Innovation Doesn't Have To Be "Risky Business"

Posted by: Rod Kurtz on May 12, 2009

I recently talked with a retailer who was concerned about trying to innovate during the downturn. The owner was worried about losing everything if resources were diverted from the tried and true—approaches, products, services, etc.—to something new and unproven.

This feeds the myth that innovation means risky business, requiring a leap of faith to try something you haven’t done before. In fact, innovation can be evolutionary, about small changes that involve low levels of risk. This can take several forms, including offering a product or product line with new features alongside the traditional models.
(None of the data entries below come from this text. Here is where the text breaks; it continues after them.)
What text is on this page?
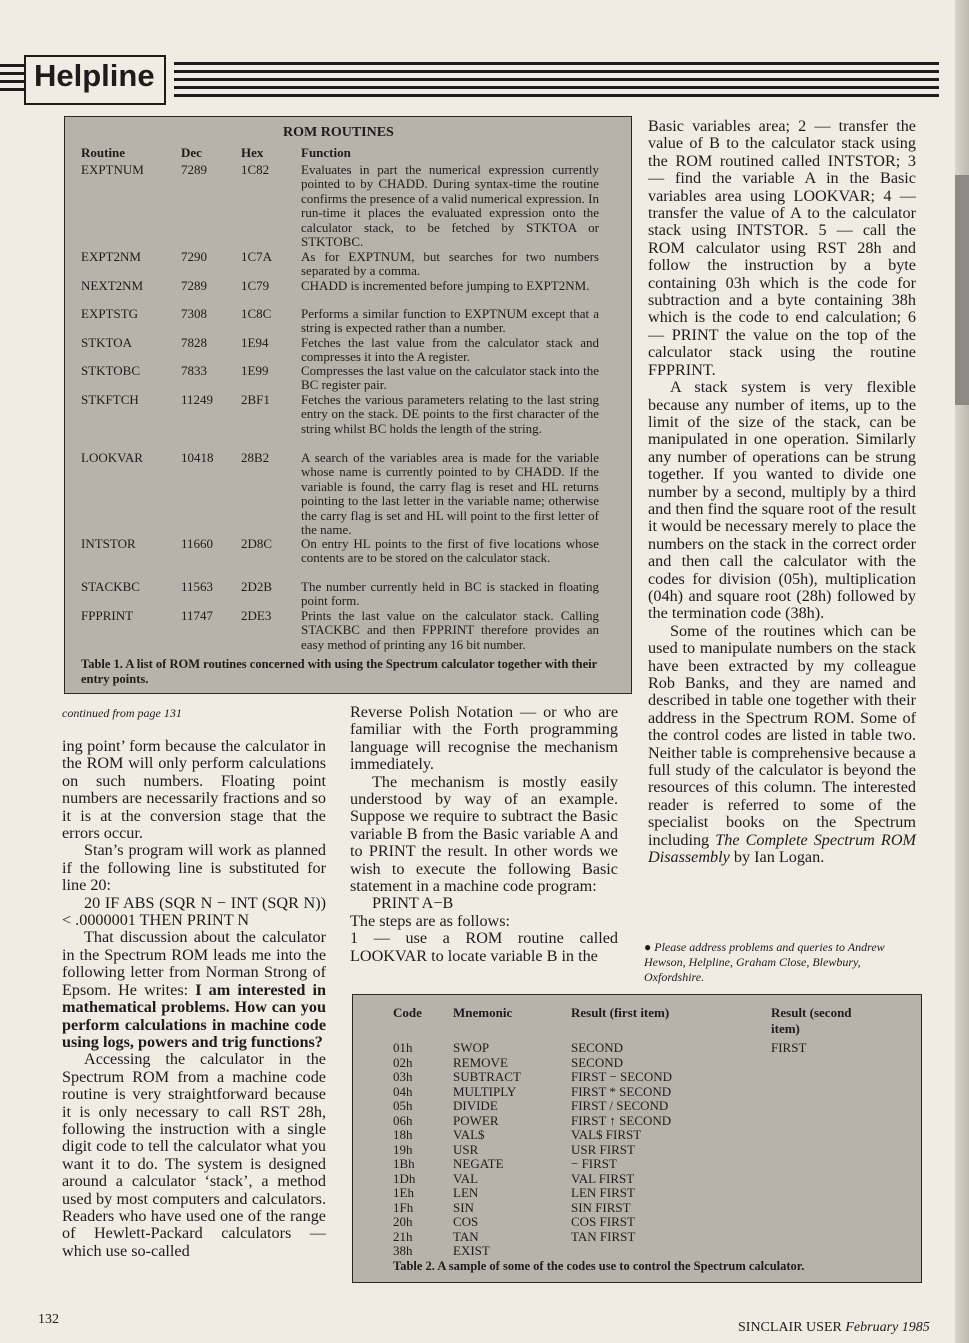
Helpline
ROM ROUTINES
Routine	Dec	Hex	Function
EXPTNUM	7289	1C82 Evaluates in part the numerical expression currently pointed to by CHADD. During syntax-time the routine confirms the presence of a valid numerical expression. In run-time it places the evaluated expression onto the calculator stack, to be fetched by STKTOA or STKTOBC.
EXPT2NM	7290	1C7A As for EXPTNUM, but searches for two numbers separated by a comma.
NEXT2NM	7289	1C79 CHADD is incremented before jumping to EXPT2NM.
EXPTSTG	7308	1C8C Performs a similar function to EXPTNUM except that a string is expected rather than a number.
STKTOA	7828	1E94	Fetches the last value from the calculator stack and compresses it into the A register.
STKTOBC	7833	1E99	Compresses the last value on the calculator stack into the BC register pair.
STKFTCH	11249 2BF1 Fetches the various parameters relating to the last string entry on the stack. DE points to the first character of the string whilst BC holds the length of the string.
LOOKVAR	10418 28B2 A search of the variables area is made for the variable whose name is currently pointed to by CHADD. If the variable is found, the carry flag is reset and HL returns pointing to the last letter in the variable name; otherwise the carry flag is set and HL will point to the first letter of the name.
INTSTOR	11660 2D8C On entry HL points to the first of five locations whose contents are to be stored on the calculator stack.
STACKBC	11563 2D2B The number currently held in BC is stacked in floating point form.
FPPRINT	11747 2DE3 Prints the last value on the calculator stack. Calling STACKBC and then FPPRINT therefore provides an easy method of printing any 16 bit number.
Table 1. A list of ROM routines concerned with using the Spectrum calculator together with their entry points.
continued from page 131

ing point’ form because the calculator in the ROM will only perform calculations on such numbers. Floating point numbers are necessarily fractions and so it is at the conversion stage that the errors occur.

Stan’s program will work as planned if the following line is substituted for line 20:

20 IF ABS (SQR N − INT (SQR N)) < .0000001 THEN PRINT N

That discussion about the calculator in the Spectrum ROM leads me into the following letter from Norman Strong of Epsom. He writes: I am interested in mathematical problems. How can you perform calculations in machine code using logs, powers and trig functions?

Accessing the calculator in the Spectrum ROM from a machine code routine is very straightforward because it is only necessary to call RST 28h, following the instruction with a single digit code to tell the calculator what you want it to do. The system is designed around a calculator ‘stack’, a method used by most computers and calculators. Readers who have used one of the range of Hewlett-Packard calculators — which use so-called

Reverse Polish Notation — or who are familiar with the Forth programming language will recognise the mechanism immediately.

The mechanism is mostly easily understood by way of an example. Suppose we require to subtract the Basic variable B from the Basic variable A and to PRINT the result. In other words we wish to execute the following Basic statement in a machine code program:

PRINT A−B

The steps are as follows:

1 — use a ROM routine called LOOKVAR to locate variable B in the

Basic variables area; 2 — transfer the value of B to the calculator stack using the ROM routined called INTSTOR; 3 — find the variable A in the Basic variables area using LOOKVAR; 4 — transfer the value of A to the calculator stack using INTSTOR. 5 — call the ROM calculator using RST 28h and follow the instruction by a byte containing 03h which is the code for subtraction and a byte containing 38h which is the code to end calculation; 6 — PRINT the value on the top of the calculator stack using the routine FPPRINT.

A stack system is very flexible because any number of items, up to the limit of the size of the stack, can be manipulated in one operation. Similarly any number of operations can be strung together. If you wanted to divide one number by a second, multiply by a third and then find the square root of the result it would be necessary merely to place the numbers on the stack in the correct order and then call the calculator with the codes for division (05h), multiplication (04h) and square root (28h) followed by the termination code (38h).

Some of the routines which can be used to manipulate numbers on the stack have been extracted by my colleague Rob Banks, and they are named and described in table one together with their address in the Spectrum ROM. Some of the control codes are listed in table two. Neither table is comprehensive because a full study of the calculator is beyond the resources of this column. The interested reader is referred to some of the specialist books on the Spectrum including The Complete Spectrum ROM Disassembly by Ian Logan.

● Please address problems and queries to Andrew Hewson, Helpline, Graham Close, Blewbury, Oxfordshire.
Code Mnemonic	Result (first item)	Result (second item)
01h	SWOP	SECOND	FIRST
02h	REMOVE	SECOND
03h	SUBTRACT	FIRST − SECOND
04h	MULTIPLY	FIRST * SECOND
05h	DIVIDE	FIRST / SECOND
06h	POWER	FIRST ↑ SECOND
18h	VAL$	VAL$ FIRST
19h	USR	USR FIRST
1Bh	NEGATE	− FIRST
1Dh	VAL	VAL FIRST
1Eh	LEN	LEN FIRST
1Fh	SIN	SIN FIRST
20h	COS	COS FIRST
21h	TAN	TAN FIRST
38h	EXIST
Table 2. A sample of some of the codes use to control the Spectrum calculator.
132
SINCLAIR USER February 1985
It can be adding a service, such as delivery, warranties, repairs, custom design, etc., while continuing to offer the line of existing services. It can be using student interns who receive college credit for helping you develop a Web presence.

The point is that to innovate, you have to start thinking about it, and challenging yourself and your business to question tradition and look to where the industry is heading. You shouldn’t bet the store—and you don’t have to. Innovation isn’t a gamble. It’s a way of being—and staying—in business.

Lisa Gundry
Professor of Management
Director, The Center for Creativity and Innovation
DePaul University
Chicago

Reader Comments

James Todhunter

May 12, 2009 8:09 AM

You are so right. Innovation doesn't have to be risky. In fact, quite the opposite is true. Good innovation practices actually reduce risk by ensuring business initiatives are well aligned with both the needs of the customer and the goals of the business as well as validating the execution plans early so as to minimize any potential downside. In today's challenging climate, inaction is the riskiest path for a business to follow.